If its levels are reduced, problems begin with the level of iron in the blood. Neopterin reflects the speed of the immune response to adverse conditions.
Each protein is responsible for its own area, so the likelihood of error when making a diagnosis is minimal.
Technique for obtaining blood, serum and plasma.
Receiving blood. Small amounts of blood from animals are usually taken from the auricle; for this purpose, the collection site is pre-treated, clipped or shaved. Wipe with a swab moistened with 70% alcohol, after which either an incision is made in the vessel or the vein is pierced with a needle. The first drop that appears is removed with a swab, since after treatment with alcohol the red blood cells in it are destroyed. Then the blood is collected drop by drop into a watch glass and immediately pipetted for testing. Blood is taken from the person's middle or ring finger of the left hand, after wiping it with 70% alcohol. A large amount of blood from a horse, cattle, or small cattle is taken from the jugular vein at the border of the upper and middle third of the neck. To do this, a tourniquet is placed on the animal’s neck below the puncture site to fill the vein with blood, wipe it with alcohol or tincture of iodine, then a sterile sharp needle is inserted into the vein at an angle of 45 degrees against the blood flow towards the head. Blood is collected in test tubes or flasks. In pigs, large quantities of blood are obtained from the tail. To do this, cut off about 1 cm of the tail with a scalpel, collect the blood in test tubes, then compress the tip of the tail with an elastic band or bandage for 1-2 days, and thoroughly disinfect the wound. In dogs, large quantities of blood are obtained from the saphen vein (outer thigh). In rabbits from the ear vein, in guinea pigs from the heart, in chickens from the crest or crane vein.

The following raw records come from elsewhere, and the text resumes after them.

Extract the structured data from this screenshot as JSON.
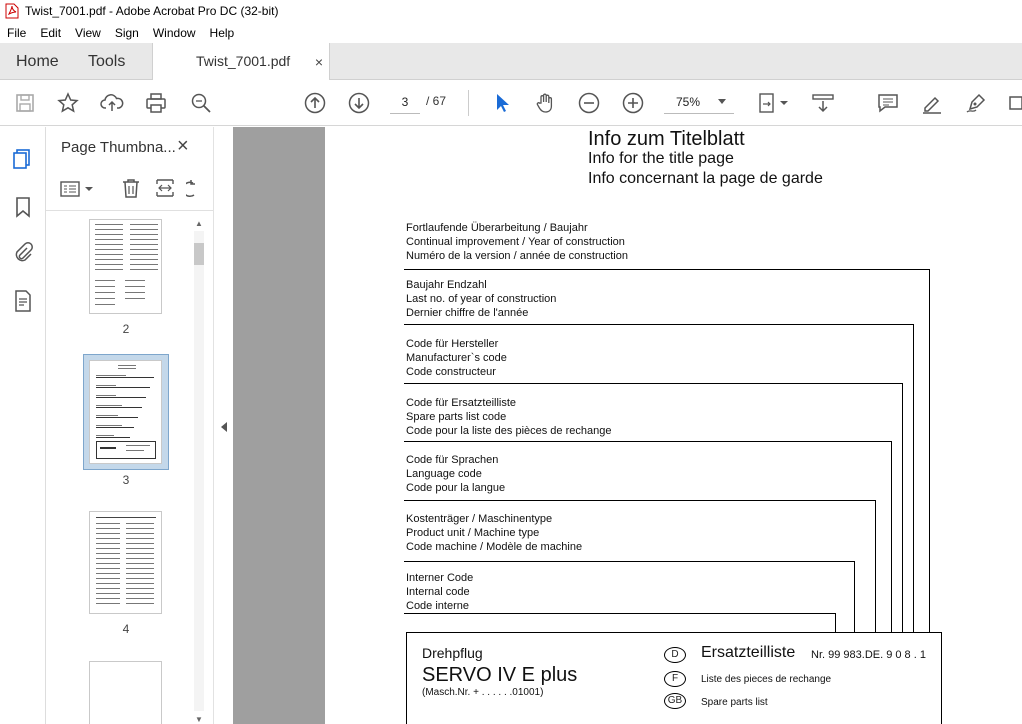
{
  "window": {
    "title": "Twist_7001.pdf - Adobe Acrobat Pro DC (32-bit)"
  },
  "menu": [
    "File",
    "Edit",
    "View",
    "Sign",
    "Window",
    "Help"
  ],
  "tabs": {
    "home": "Home",
    "tools": "Tools",
    "document": "Twist_7001.pdf",
    "close": "×"
  },
  "toolbar": {
    "current_page": "3",
    "page_total": "/ 67",
    "zoom": "75%"
  },
  "thumbnails": {
    "title": "Page Thumbna...",
    "close": "×",
    "pages": [
      "2",
      "3",
      "4"
    ],
    "selected": "3"
  },
  "pdf": {
    "heading": "Info  zum  Titelblatt",
    "subheading_en": "Info for the title page",
    "subheading_fr": "Info concernant la page de garde",
    "groups": [
      [
        "Fortlaufende Überarbeitung / Baujahr",
        "Continual improvement / Year of construction",
        "Numéro de la version / année de construction"
      ],
      [
        "Baujahr Endzahl",
        "Last no. of year of construction",
        "Dernier chiffre de l'année"
      ],
      [
        "Code für Hersteller",
        "Manufacturer`s  code",
        "Code constructeur"
      ],
      [
        "Code für Ersatzteilliste",
        "Spare parts list code",
        "Code pour la liste des pièces de rechange"
      ],
      [
        "Code für Sprachen",
        "Language code",
        "Code pour la langue"
      ],
      [
        "Kostenträger / Maschinentype",
        "Product unit / Machine type",
        "Code machine / Modèle de machine"
      ],
      [
        "Interner Code",
        "Internal code",
        "Code interne"
      ]
    ],
    "box": {
      "product_kind": "Drehpflug",
      "product_name": "SERVO IV E plus",
      "serial": "(Masch.Nr. + . . . . . .01001)",
      "lang_d": "D",
      "lang_f": "F",
      "lang_gb": "GB",
      "de_label": "Ersatzteilliste",
      "number": "Nr. 99 983.DE. 9 0 8 . 1",
      "fr_label": "Liste des pieces de rechange",
      "en_label": "Spare parts list"
    }
  }
}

Obtaining blood serum. To obtain blood serum, it must clot; for this, the blood is collected in clean, dry test tubes, a stream of blood is directed along the wall of the test tube to prevent foam from forming, then the test tubes with blood are placed in a thermostat for several hours for complete coagulation, then the resulting clot is separated from the walls of the test tube with a glass rod: circling the clots around, then the blood is settled or centrifuged, while the clot becomes compacted - retraction and a straw-yellow serum is released from it.

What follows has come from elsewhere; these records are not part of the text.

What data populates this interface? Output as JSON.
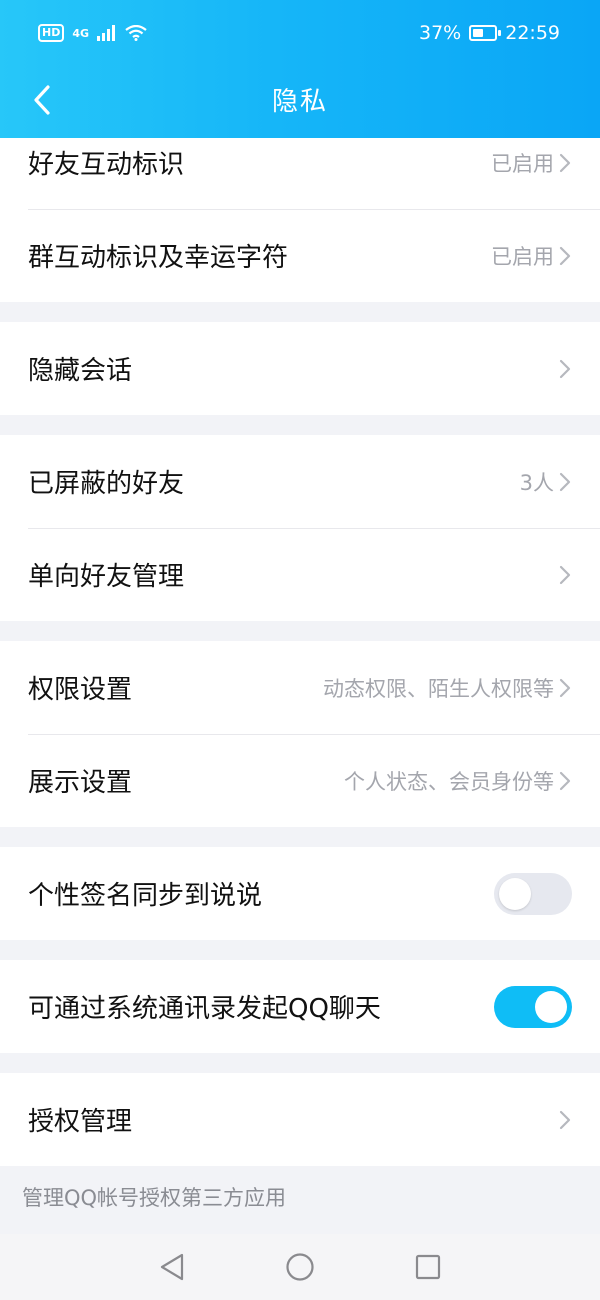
{
  "status_bar": {
    "network": "4G",
    "battery": "37%",
    "time": "22:59"
  },
  "header": {
    "title": "隐私"
  },
  "groups": [
    [
      {
        "label": "好友互动标识",
        "value": "已启用"
      },
      {
        "label": "群互动标识及幸运字符",
        "value": "已启用"
      }
    ],
    [
      {
        "label": "隐藏会话",
        "value": ""
      }
    ],
    [
      {
        "label": "已屏蔽的好友",
        "value": "3人"
      },
      {
        "label": "单向好友管理",
        "value": ""
      }
    ],
    [
      {
        "label": "权限设置",
        "value": "动态权限、陌生人权限等"
      },
      {
        "label": "展示设置",
        "value": "个人状态、会员身份等"
      }
    ],
    [
      {
        "label": "个性签名同步到说说",
        "toggle": false
      }
    ],
    [
      {
        "label": "可通过系统通讯录发起QQ聊天",
        "toggle": true
      }
    ],
    [
      {
        "label": "授权管理",
        "value": ""
      }
    ]
  ],
  "footer_note": "管理QQ帐号授权第三方应用",
  "colors": {
    "accent": "#0fbdf6",
    "header_gradient_start": "#27c7f9",
    "header_gradient_end": "#0aa6f6"
  },
  "icons": {
    "back": "chevron-left-icon",
    "row_arrow": "chevron-right-icon",
    "sys_back": "triangle-back-icon",
    "sys_home": "circle-home-icon",
    "sys_recent": "square-recent-icon"
  }
}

Obtaining blood plasma. The blood must be protected from clotting, that is, stabilized. Anticoagulants are used to stabilize the blood. These include Na citrate, Na oxalate, and heparin. An anticoagulant is placed in a test tube, then blood is drawn. After taking, the test tube is carefully inverted several times to mix. When settling or centrifuging, the blood is divided into 2 layers: On top there is a yellowish cloudy liquid-plasma, below there is a dark cherry-colored layer of red blood cells, and on it there is a small white coating of leukocytes.
Blood serum differs from plasma in that it does not contain the protein fibrinogen, since undissolved fibrin is formed from it, which became the basis for a blood clot.

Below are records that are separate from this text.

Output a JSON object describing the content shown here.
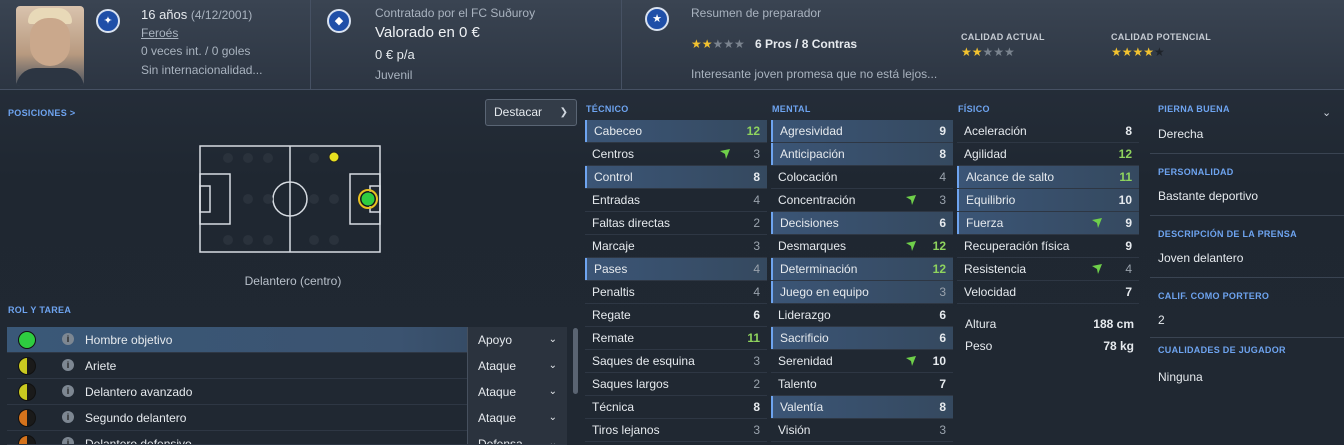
{
  "header": {
    "age": "16 años",
    "dob": "(4/12/2001)",
    "nation": "Feroés",
    "caps": "0 veces int. / 0 goles",
    "intl_status": "Sin internacionalidad...",
    "contract": "Contratado por el FC Suðuroy",
    "valuation": "Valorado en 0 €",
    "wage": "0 € p/a",
    "squad": "Juvenil",
    "scout_title": "Resumen de preparador",
    "pros_cons": "6 Pros / 8 Contras",
    "scout_summary": "Interesante joven promesa que no está lejos...",
    "current_ability_label": "CALIDAD ACTUAL",
    "potential_ability_label": "CALIDAD POTENCIAL",
    "scout_stars": 2,
    "current_stars": 2,
    "potential_stars": 4
  },
  "positions": {
    "title": "POSICIONES >",
    "dropdown": "Destacar",
    "caption": "Delantero (centro)"
  },
  "roles": {
    "title": "ROL Y TAREA",
    "items": [
      {
        "name": "Hombre objetivo",
        "duty": "Apoyo",
        "dot_color": "#2ecc40"
      },
      {
        "name": "Ariete",
        "duty": "Ataque",
        "dot_color": "#c9c920"
      },
      {
        "name": "Delantero avanzado",
        "duty": "Ataque",
        "dot_color": "#c9c920"
      },
      {
        "name": "Segundo delantero",
        "duty": "Ataque",
        "dot_color": "#d5731c"
      },
      {
        "name": "Delantero defensivo",
        "duty": "Defensa",
        "dot_color": "#d5731c"
      }
    ]
  },
  "attributes": {
    "technical_title": "TÉCNICO",
    "mental_title": "MENTAL",
    "physical_title": "FÍSICO",
    "technical": [
      {
        "name": "Cabeceo",
        "value": "12",
        "style": "green",
        "hl": true,
        "arrow": false
      },
      {
        "name": "Centros",
        "value": "3",
        "style": "grey",
        "hl": false,
        "arrow": true
      },
      {
        "name": "Control",
        "value": "8",
        "style": "normal",
        "hl": true,
        "arrow": false
      },
      {
        "name": "Entradas",
        "value": "4",
        "style": "grey",
        "hl": false,
        "arrow": false
      },
      {
        "name": "Faltas directas",
        "value": "2",
        "style": "grey",
        "hl": false,
        "arrow": false
      },
      {
        "name": "Marcaje",
        "value": "3",
        "style": "grey",
        "hl": false,
        "arrow": false
      },
      {
        "name": "Pases",
        "value": "4",
        "style": "grey",
        "hl": true,
        "arrow": false
      },
      {
        "name": "Penaltis",
        "value": "4",
        "style": "grey",
        "hl": false,
        "arrow": false
      },
      {
        "name": "Regate",
        "value": "6",
        "style": "normal",
        "hl": false,
        "arrow": false
      },
      {
        "name": "Remate",
        "value": "11",
        "style": "green",
        "hl": false,
        "arrow": false
      },
      {
        "name": "Saques de esquina",
        "value": "3",
        "style": "grey",
        "hl": false,
        "arrow": false
      },
      {
        "name": "Saques largos",
        "value": "2",
        "style": "grey",
        "hl": false,
        "arrow": false
      },
      {
        "name": "Técnica",
        "value": "8",
        "style": "normal",
        "hl": false,
        "arrow": false
      },
      {
        "name": "Tiros lejanos",
        "value": "3",
        "style": "grey",
        "hl": false,
        "arrow": false
      }
    ],
    "mental": [
      {
        "name": "Agresividad",
        "value": "9",
        "style": "normal",
        "hl": true,
        "arrow": false
      },
      {
        "name": "Anticipación",
        "value": "8",
        "style": "normal",
        "hl": true,
        "arrow": false
      },
      {
        "name": "Colocación",
        "value": "4",
        "style": "grey",
        "hl": false,
        "arrow": false
      },
      {
        "name": "Concentración",
        "value": "3",
        "style": "grey",
        "hl": false,
        "arrow": true
      },
      {
        "name": "Decisiones",
        "value": "6",
        "style": "normal",
        "hl": true,
        "arrow": false
      },
      {
        "name": "Desmarques",
        "value": "12",
        "style": "green",
        "hl": false,
        "arrow": true
      },
      {
        "name": "Determinación",
        "value": "12",
        "style": "green",
        "hl": true,
        "arrow": false
      },
      {
        "name": "Juego en equipo",
        "value": "3",
        "style": "grey",
        "hl": true,
        "arrow": false
      },
      {
        "name": "Liderazgo",
        "value": "6",
        "style": "normal",
        "hl": false,
        "arrow": false
      },
      {
        "name": "Sacrificio",
        "value": "6",
        "style": "normal",
        "hl": true,
        "arrow": false
      },
      {
        "name": "Serenidad",
        "value": "10",
        "style": "normal",
        "hl": false,
        "arrow": true
      },
      {
        "name": "Talento",
        "value": "7",
        "style": "normal",
        "hl": false,
        "arrow": false
      },
      {
        "name": "Valentía",
        "value": "8",
        "style": "normal",
        "hl": true,
        "arrow": false
      },
      {
        "name": "Visión",
        "value": "3",
        "style": "grey",
        "hl": false,
        "arrow": false
      }
    ],
    "physical": [
      {
        "name": "Aceleración",
        "value": "8",
        "style": "normal",
        "hl": false,
        "arrow": false
      },
      {
        "name": "Agilidad",
        "value": "12",
        "style": "green",
        "hl": false,
        "arrow": false
      },
      {
        "name": "Alcance de salto",
        "value": "11",
        "style": "green",
        "hl": true,
        "arrow": false
      },
      {
        "name": "Equilibrio",
        "value": "10",
        "style": "normal",
        "hl": true,
        "arrow": false
      },
      {
        "name": "Fuerza",
        "value": "9",
        "style": "normal",
        "hl": true,
        "arrow": true
      },
      {
        "name": "Recuperación física",
        "value": "9",
        "style": "normal",
        "hl": false,
        "arrow": false
      },
      {
        "name": "Resistencia",
        "value": "4",
        "style": "grey",
        "hl": false,
        "arrow": true
      },
      {
        "name": "Velocidad",
        "value": "7",
        "style": "normal",
        "hl": false,
        "arrow": false
      }
    ],
    "height_label": "Altura",
    "height_value": "188 cm",
    "weight_label": "Peso",
    "weight_value": "78 kg"
  },
  "info": {
    "foot_title": "PIERNA BUENA",
    "foot_value": "Derecha",
    "personality_title": "PERSONALIDAD",
    "personality_value": "Bastante deportivo",
    "press_title": "DESCRIPCIÓN DE LA PRENSA",
    "press_value": "Joven delantero",
    "gk_title": "CALIF. COMO PORTERO",
    "gk_value": "2",
    "traits_title": "CUALIDADES DE JUGADOR",
    "traits_value": "Ninguna"
  },
  "colors": {
    "accent": "#6ea4f0",
    "green_value": "#8fd45e",
    "star": "#f2c230"
  }
}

In order to obtain serum from plasma, the fibrinogen protein must be precipitated from it. Then centrifuge and sediment the serum into a separate tube. TCA-trichloroacetic acid.
Determining the volume ratio between plasma and blood cells is the hematocrit indicator.
The blood contains 55-60% plasma of 40-45 formed elements. To determine the hematocrit, stabilized blood (with the addition of an anticoagulant) is used. A little stabilized blood is placed on a watch glass. Take 2 capillary tubes. Both capillaries are filled with blood. Then both ends of the capillary are plugged with plasticine, then placed in a special centrifuge and centrifuged at 3-4 thousand rpm for 8-10 minutes. The capillaries are removed. The blood in them is divided into 2 layers. From the center there is plasma, from the periphery there are formed elements. Then the capillaries are placed in a special frame. The amount of plasma in both capillaries is determined and the average value is taken.
Formed elements of blood.
1. Red blood cells. Red blood cells in higher animals are round, nuclear-free, 5-6 macromeres in diameter, covered on top with a protein-serous membrane, inside the stroma it is represented by hemoglobin. Hemoglobin is a pigment, which in structure is a complex protein consisting of a simple globin protein and a heme coloring substance, which is a prosthetic part. Hemoglobin consists of 4 peroid rings in the center of which is divalent iron. In cross-section, the red blood cell has a biconcave disk to increase its surface area.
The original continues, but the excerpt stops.